Sou a primeira mulher negra e nortista a assumir a presidência da UNE e enxergo nisso uma oportunidade para trazer as questões do povo do Norte do Brasil, dos negros e negras e das mulheres. Acredito na potência e na importância dessas bandeiras.
As negras e negros, pobres e indígenas são quem mais sofrem com a insegurança alimentar, o desemprego e a falta de acesso à cultura e educação.
Para mim, a importância de estar na presidência da UNE, com todas essas características, é falar desses problemas, até agora sem nenhuma solução. Faço questão de denunciar o que está acontecendo com os nossos.
Tenho respeito àqueles e àquelas que pavimentaram o caminho para a chegada até esse momento. E, a despeito de um Brasil ainda racista, eu sei que nossa luta também será pelo nosso direito de viver. Para que, dessa forma, possamos lutar pelo direito de estudar.
Pessoalmente, essa é também uma conquista muito grande. Estar à frente de um dos principais movimentos sociais do país não passaria pela cabeça da menina amazonense de 16 anos que entrou no movimento estudantil para manifestar contra o aumento da tarifa.
Iniciei a gestão diante do grande desafio da pandemia, da crise social que atravessamos por conta da negligência do governo Bolsonaro e em meio à omissão do Ministério da Educação com projetos da área e suas tentativas de limitar o acesso à universidade. Será uma luta imensa e que não vai ter nem um dia sequer de sossego.
"Educação precisa voltar a ser um pilar para o crescimento do Brasil"
Nós, estudantes, estamos alertas e na linha de frente do combate a todo retrocesso imposto por esse governo. Estamos na agenda de cobrança ao Ministro da Educação sobre a falta de recursos para as universidades e também contra a evasão estudantil no ensino superior.

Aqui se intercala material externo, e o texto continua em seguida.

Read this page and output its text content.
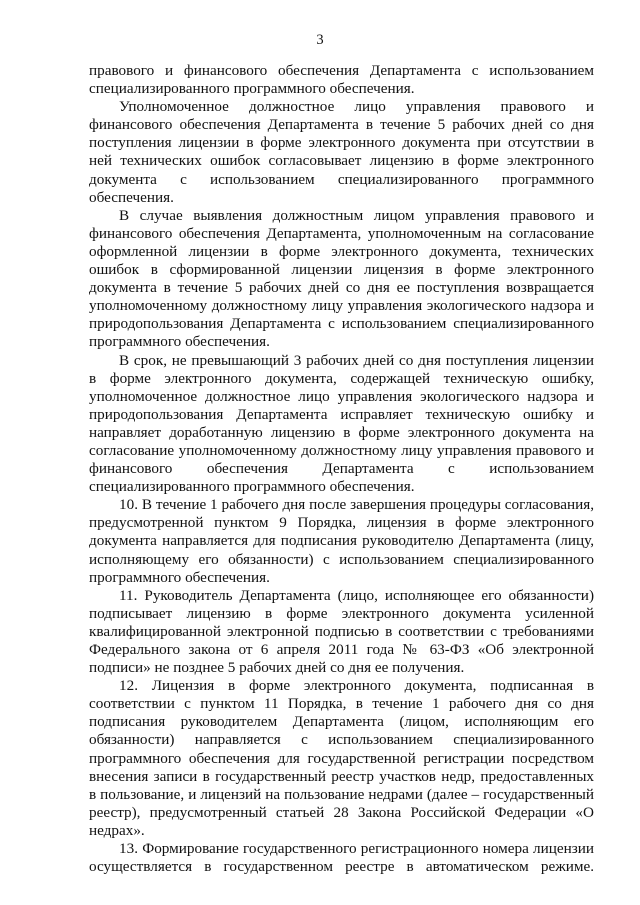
3

правового и финансового обеспечения Департамента с использованием специализированного программного обеспечения.

Уполномоченное должностное лицо управления правового и финансового обеспечения Департамента в течение 5 рабочих дней со дня поступления лицензии в форме электронного документа при отсутствии в ней технических ошибок согласовывает лицензию в форме электронного документа с использованием специализированного программного обеспечения.

В случае выявления должностным лицом управления правового и финансового обеспечения Департамента, уполномоченным на согласование оформленной лицензии в форме электронного документа, технических ошибок в сформированной лицензии лицензия в форме электронного документа в течение 5 рабочих дней со дня ее поступления возвращается уполномоченному должностному лицу управления экологического надзора и природопользования Департамента с использованием специализированного программного обеспечения.

В срок, не превышающий 3 рабочих дней со дня поступления лицензии в форме электронного документа, содержащей техническую ошибку, уполномоченное должностное лицо управления экологического надзора и природопользования Департамента исправляет техническую ошибку и направляет доработанную лицензию в форме электронного документа на согласование уполномоченному должностному лицу управления правового и финансового обеспечения Департамента с использованием специализированного программного обеспечения.

10. В течение 1 рабочего дня после завершения процедуры согласования, предусмотренной пунктом 9 Порядка, лицензия в форме электронного документа направляется для подписания руководителю Департамента (лицу, исполняющему его обязанности) с использованием специализированного программного обеспечения.

11. Руководитель Департамента (лицо, исполняющее его обязанности) подписывает лицензию в форме электронного документа усиленной квалифицированной электронной подписью в соответствии с требованиями Федерального закона от 6 апреля 2011 года № 63-ФЗ «Об электронной подписи» не позднее 5 рабочих дней со дня ее получения.

12. Лицензия в форме электронного документа, подписанная в соответствии с пунктом 11 Порядка, в течение 1 рабочего дня со дня подписания руководителем Департамента (лицом, исполняющим его обязанности) направляется с использованием специализированного программного обеспечения для государственной регистрации посредством внесения записи в государственный реестр участков недр, предоставленных в пользование, и лицензий на пользование недрами (далее – государственный реестр), предусмотренный статьей 28 Закона Российской Федерации «О недрах».

13. Формирование государственного регистрационного номера лицензии осуществляется в государственном реестре в автоматическом режиме.
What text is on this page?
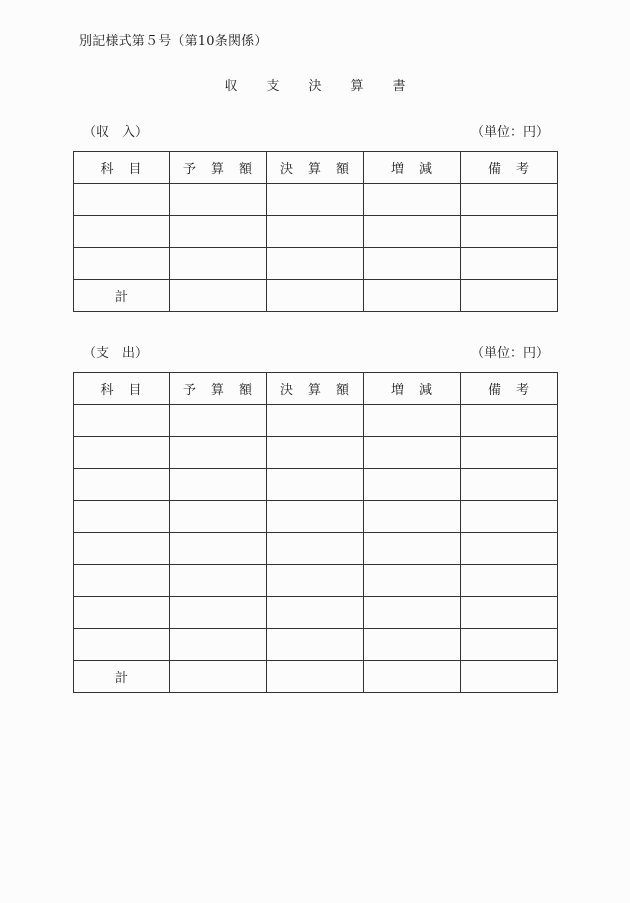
別記様式第５号（第10条関係）
収　支　決　算　書
（収　入）	（単位：円）
科　目	予　算　額	決　算　額	増　減	備　考

計				
（支　出）	（単位：円）
科　目	予　算　額	決　算　額	増　減	備　考

計				
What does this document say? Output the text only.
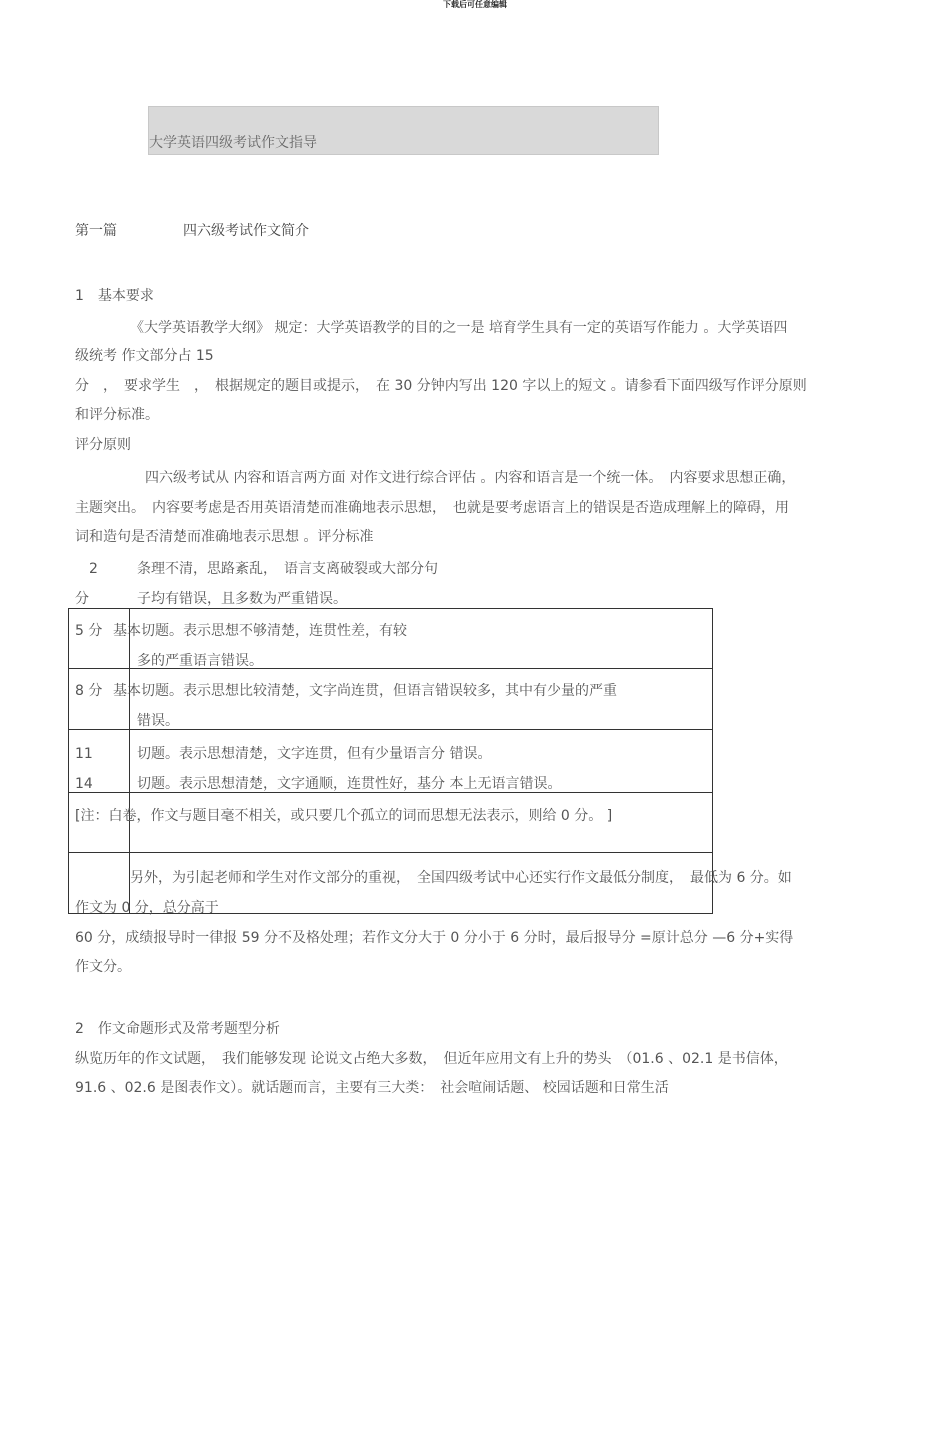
下载后可任意编辑
大学英语四级考试作文指导
第一篇	四六级考试作文简介
1　基本要求
《大学英语教学大纲》 规定：大学英语教学的目的之一是 培育学生具有一定的英语写作能力 。大学英语四
级统考 作文部分占 15
分　，　要求学生　，　根据规定的题目或提示，　在 30 分钟内写出 120 字以上的短文 。请参看下面四级写作评分原则
和评分标准。
评分原则
四六级考试从 内容和语言两方面 对作文进行综合评估 。内容和语言是一个统一体。　内容要求思想正确，
主题突出。　内容要考虑是否用英语清楚而准确地表示思想，　也就是要考虑语言上的错误是否造成理解上的障碍，用
词和造句是否清楚而准确地表示思想 。评分标准
2	条理不清，思路紊乱，　语言支离破裂或大部分句
分	子均有错误，且多数为严重错误。
5 分 基本切题。表示思想不够清楚，连贯性差，有较
多的严重语言错误。
8 分 基本切题。表示思想比较清楚，文字尚连贯，但语言错误较多，其中有少量的严重
错误。
11	切题。表示思想清楚，文字连贯，但有少量语言分 错误。
14	切题。表示思想清楚，文字通顺，连贯性好，基分 本上无语言错误。
[注：白卷，作文与题目毫不相关，或只要几个孤立的词而思想无法表示，则给 0 分。 ]
另外，为引起老师和学生对作文部分的重视，　全国四级考试中心还实行作文最低分制度，　最低为 6 分。如
作文为 0 分，总分高于
60 分，成绩报导时一律报 59 分不及格处理；若作文分大于 0 分小于 6 分时，最后报导分 =原计总分 —6 分+实得
作文分。
2　作文命题形式及常考题型分析
纵览历年的作文试题，　我们能够发现 论说文占绝大多数，　但近年应用文有上升的势头　（01.6 、02.1 是书信体，
91.6 、02.6 是图表作文）。就话题而言，主要有三大类：　社会喧闹话题、 校园话题和日常生活
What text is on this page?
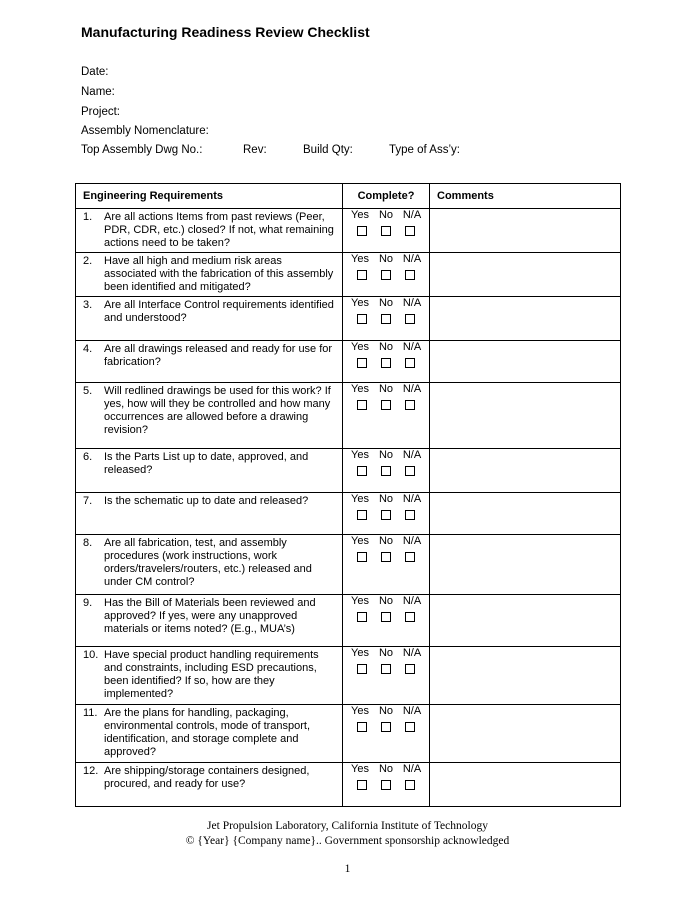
Manufacturing Readiness Review Checklist
Date:
Name:
Project:
Assembly Nomenclature:
Top Assembly Dwg No.:	Rev:	Build Qty:	Type of Ass’y:
Engineering Requirements	Complete?	Comments

1. Are all actions Items from past reviews (Peer, PDR, CDR, etc.) closed? If not, what remaining actions need to be taken?	Yes No N/A	

2. Have all high and medium risk areas associated with the fabrication of this assembly been identified and mitigated?	Yes No N/A	

3. Are all Interface Control requirements identified and understood?	Yes No N/A	

4. Are all drawings released and ready for use for fabrication?	Yes No N/A	

5. Will redlined drawings be used for this work? If yes, how will they be controlled and how many occurrences are allowed before a drawing revision?	Yes No N/A	

6. Is the Parts List up to date, approved, and released?	Yes No N/A	

7. Is the schematic up to date and released?	Yes No N/A	

8. Are all fabrication, test, and assembly procedures (work instructions, work orders/travelers/routers, etc.) released and under CM control?	Yes No N/A	

9. Has the Bill of Materials been reviewed and approved? If yes, were any unapproved materials or items noted? (E.g., MUA’s)	Yes No N/A	

10. Have special product handling requirements and constraints, including ESD precautions, been identified? If so, how are they implemented?	Yes No N/A	

11. Are the plans for handling, packaging, environmental controls, mode of transport, identification, and storage complete and approved?	Yes No N/A	

12. Are shipping/storage containers designed, procured, and ready for use?	Yes No N/A	

Jet Propulsion Laboratory, California Institute of Technology
© {Year} {Company name}.. Government sponsorship acknowledged
1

É desesperador ver tanta gente abrindo mão do seu sonho de entrar e se formar na universidade porque hoje existe uma negligência cruel desse governo com os estudantes. Isso entristece e revolta. Não existe desenvolvimento do país sem educação e de qualidade. É a partir dela que conseguiremos diminuir a desigualdade social.
Seguiremos atuando também na mobilização pelo impeachment do presidente e pela renovação da Lei de Cotas (Lei n° 12.711) no próximo ano, a fim de garantir o nosso direito de entrar no ensino superior. Não dá para aceitar a volta da elitização da universidade. Além disso, a questão ambiental e a defesa da Amazônia também farão parte de nossas lutas. Não abaixaremos a cabeça". *Bruna Brelaz tem 26 anos, nasceu no Amazonas e vive atualmente em São Paulo.